An Inconvenient Truth

Bishnu Prasad speaks about his experiences of torture during the Civil War and of his life.

Issue Name : Vol: 07 No. -20 April 18- 2014 (Baishakh 5, 2071)
An Inconvenient Truth

Bishnu Prasad Bhattarai

Bishnu Prasad Bhattarai lives in a village in Western Nepal, where he ran a dairy cooperative before the war.

‘Please, tell my name.  Show my photo.  My story is important.’

I wanted to know what life was like before the war.

‘Our village was quiet and content.  I was a young man with four children and our community was working well together.’

‘When the Maoists came, they began to recruit us and demand our food.  I was fortunate that my nephew was going to India.  They saw my house and wanted to use it for weapons storage.  I refused.  They blindfolded me and took me into the jungle, accusing me of supporting the Army.  When I was returned, they had already put their supplies in my cellars and locked the doors.’

Shortly after the Army learned that there were weapons in Bishnu’s house.  They came and tied him to a tree and assaulted him in front of his two youngest children.Bishnuwas taken to prison and there tortured for 24 days whilst in isolation.  He was bound, gagged, and beaten, the signs of which still show today.

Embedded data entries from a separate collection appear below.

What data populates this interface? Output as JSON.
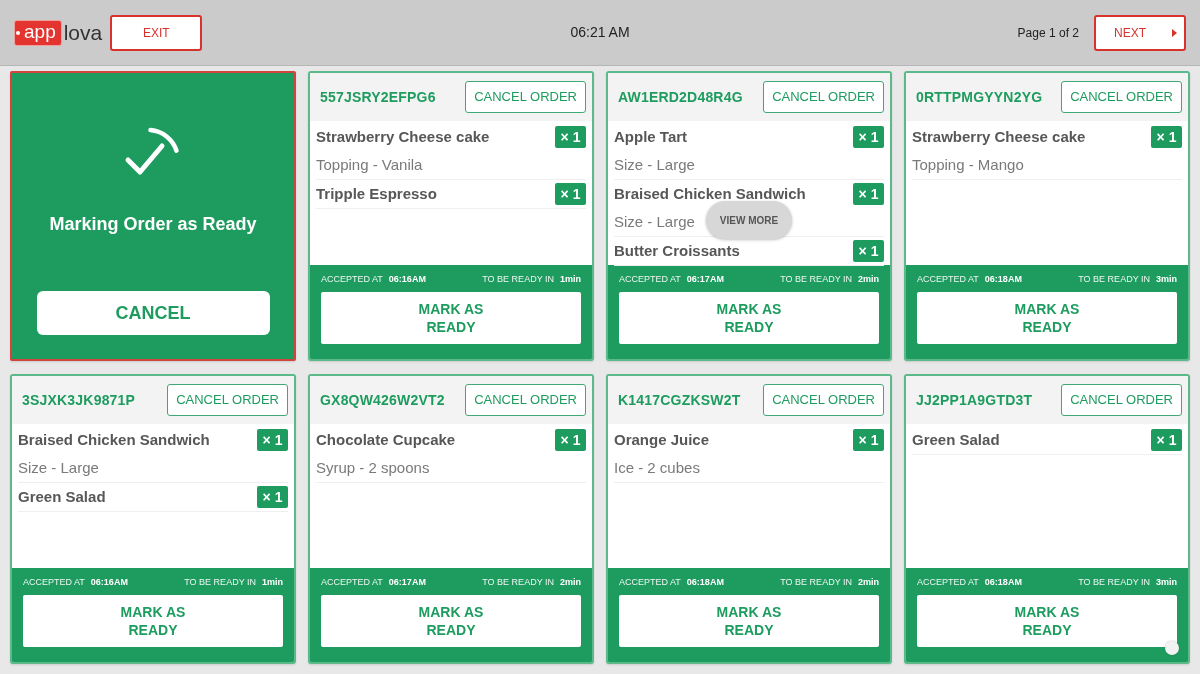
{
  "header": {
    "logo": {
      "badge_text": "app",
      "text": "lova"
    },
    "exit_button": "EXIT",
    "time": "06:21 AM",
    "page_indicator": "Page 1 of 2",
    "next_button": "NEXT"
  },
  "orders": [
    {
      "kind": "marking",
      "message": "Marking Order as Ready",
      "cancel_button": "CANCEL"
    },
    {
      "kind": "order",
      "order_id": "557JSRY2EFPG6",
      "cancel_button": "CANCEL ORDER",
      "items": [
        {
          "name": "Strawberry Cheese cake",
          "quantity": "× 1",
          "modifier": "Topping - Vanila"
        },
        {
          "name": "Tripple Espresso",
          "quantity": "× 1"
        }
      ],
      "accepted_label": "ACCEPTED AT",
      "accepted_time": "06:16AM",
      "ready_label": "TO BE READY IN",
      "ready_in": "1min",
      "mark_button": "MARK AS READY"
    },
    {
      "kind": "order",
      "order_id": "AW1ERD2D48R4G",
      "cancel_button": "CANCEL ORDER",
      "items": [
        {
          "name": "Apple Tart",
          "quantity": "× 1",
          "modifier": "Size - Large"
        },
        {
          "name": "Braised Chicken Sandwich",
          "quantity": "× 1",
          "modifier": "Size - Large"
        },
        {
          "name": "Butter Croissants",
          "quantity": "× 1"
        }
      ],
      "view_more": "VIEW MORE",
      "accepted_label": "ACCEPTED AT",
      "accepted_time": "06:17AM",
      "ready_label": "TO BE READY IN",
      "ready_in": "2min",
      "mark_button": "MARK AS READY"
    },
    {
      "kind": "order",
      "order_id": "0RTTPMGYYN2YG",
      "cancel_button": "CANCEL ORDER",
      "items": [
        {
          "name": "Strawberry Cheese cake",
          "quantity": "× 1",
          "modifier": "Topping - Mango"
        }
      ],
      "accepted_label": "ACCEPTED AT",
      "accepted_time": "06:18AM",
      "ready_label": "TO BE READY IN",
      "ready_in": "3min",
      "mark_button": "MARK AS READY"
    },
    {
      "kind": "order",
      "order_id": "3SJXK3JK9871P",
      "cancel_button": "CANCEL ORDER",
      "items": [
        {
          "name": "Braised Chicken Sandwich",
          "quantity": "× 1",
          "modifier": "Size - Large"
        },
        {
          "name": "Green Salad",
          "quantity": "× 1"
        }
      ],
      "accepted_label": "ACCEPTED AT",
      "accepted_time": "06:16AM",
      "ready_label": "TO BE READY IN",
      "ready_in": "1min",
      "mark_button": "MARK AS READY"
    },
    {
      "kind": "order",
      "order_id": "GX8QW426W2VT2",
      "cancel_button": "CANCEL ORDER",
      "items": [
        {
          "name": "Chocolate Cupcake",
          "quantity": "× 1",
          "modifier": "Syrup - 2 spoons"
        }
      ],
      "accepted_label": "ACCEPTED AT",
      "accepted_time": "06:17AM",
      "ready_label": "TO BE READY IN",
      "ready_in": "2min",
      "mark_button": "MARK AS READY"
    },
    {
      "kind": "order",
      "order_id": "K1417CGZKSW2T",
      "cancel_button": "CANCEL ORDER",
      "items": [
        {
          "name": "Orange Juice",
          "quantity": "× 1",
          "modifier": "Ice - 2 cubes"
        }
      ],
      "accepted_label": "ACCEPTED AT",
      "accepted_time": "06:18AM",
      "ready_label": "TO BE READY IN",
      "ready_in": "2min",
      "mark_button": "MARK AS READY"
    },
    {
      "kind": "order",
      "order_id": "JJ2PP1A9GTD3T",
      "cancel_button": "CANCEL ORDER",
      "items": [
        {
          "name": "Green Salad",
          "quantity": "× 1"
        }
      ],
      "accepted_label": "ACCEPTED AT",
      "accepted_time": "06:18AM",
      "ready_label": "TO BE READY IN",
      "ready_in": "3min",
      "mark_button": "MARK AS READY"
    }
  ]
}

‘They put metal socks on my feet and electrocuted me.  They struck my legs and arms until I couldn’t use them..  My clothing was taken from me and I sat alone in the dark.  They wanted information.  They wanted the names and locations of rebels.  I told them ‘I am not a Maoist. I am a dairy farmer’, but they did not believe me.’

Bishnu was released and had to return to his house naked, where he found all of his food stock corrupted.  Soldiers had taken his land card and national ID and to this day Bishnu is not able to get them back.The Army carried out regular visits and he was beaten in front of his oldest daughter.  He was badly injured but the medical posts would not treat him, believing him to be a rebel.

Bishnu recalls the hardships of his neighbours during the conflict.  ‘Our village suffered terribly during the war.  The Maoists came more often to recruit us and take our food.  Some people joined them in fear of the Army.  When the Maoists were killed by soldiers, they would come to our houses and beat us.  We were accused of being informants.  They played a cruel game. The Army would arrest and torture a Maoist; they would demand the names of other rebels.  The Maoists would give our names instead, and so the Army would come for us.’

During the War, trauma began to take its toll.

‘I would start to lose consciousness and have horrible nightmares.  My daughter said that at night I began to shout, ‘they are coming, they are coming.’  I would try to find a weapon and begin pushing doors and attacking the air.  I do not remember this but she said it had gotten very bad.’

This carried on for six years, during which time Bishnu’s son rescued him and brought him to India where he began to receive treatment.

‘I couldn’t receive any treatment in Nepal as the clinics believed I was a Maoist.  In Delhi I was given medication and the nightmares began to ease.  When the Peace Treaty was signed I returned home, but life was hard.’

Bishnu still bears the physical and emotional scars of the War. 

‘My legs and arms were badly beaten and I struggle to use my left leg.  The torture had left me deaf in my ear and I cannot work like I used to.  My daughter says I still have blackouts and sometimes behave terribly, but I cannot remember this.’

Kopila, an NGO dedicated to improving the lives of those living with mental illness and abuse, found Bishnuone year ago.

‘Kopila has been very kind to me.  It helps to pay for my medication and subsidises my income so I can provide for my children.  They have also helped me to form a group with others who suffered during the War.  We share our experiences and support each other.  I feel safe.  My life without Kopila would have been much harder than it is now.’

I asked Bishnu if he could say one thing to the new government, what it would be.

‘We were innocent people during the war, but we suffered the most.  Both sides of the conflict have equal blame for this.  I was punished by the State and tortured without cause.  My body and my mind have been damaged and my business ruined.  I cannot work very well and because of this my children have suffered.  They did not receive the education and support that they deserved and this is terribly sad.’

‘Many people don’t want to talk about it anymore.  They want to forget the war and move on.  But we must talk about it in order to understand what happened.  That is the only way to move forward.  My children deserve to know why – why I was taken and beaten by the Army.  If I were a rebel, then I should have been arrested, not tortured.  They deserve to know why they have lost opportunities that should have been given to them.’

A United Nations Human Rights Committee Report in February 2014 raised strong concerns about the lack of effective mechanisms to respond to victims of human rights violations during the recent Civil War.

‘There is no compensation and this is wrong.  I rely on services like Kopila for the lifelong treatment that I need.  The government has provided nothing and returned nothing that it has taken.  My family and I want an explanation for this.  Above anything else, we deserve an explanation.’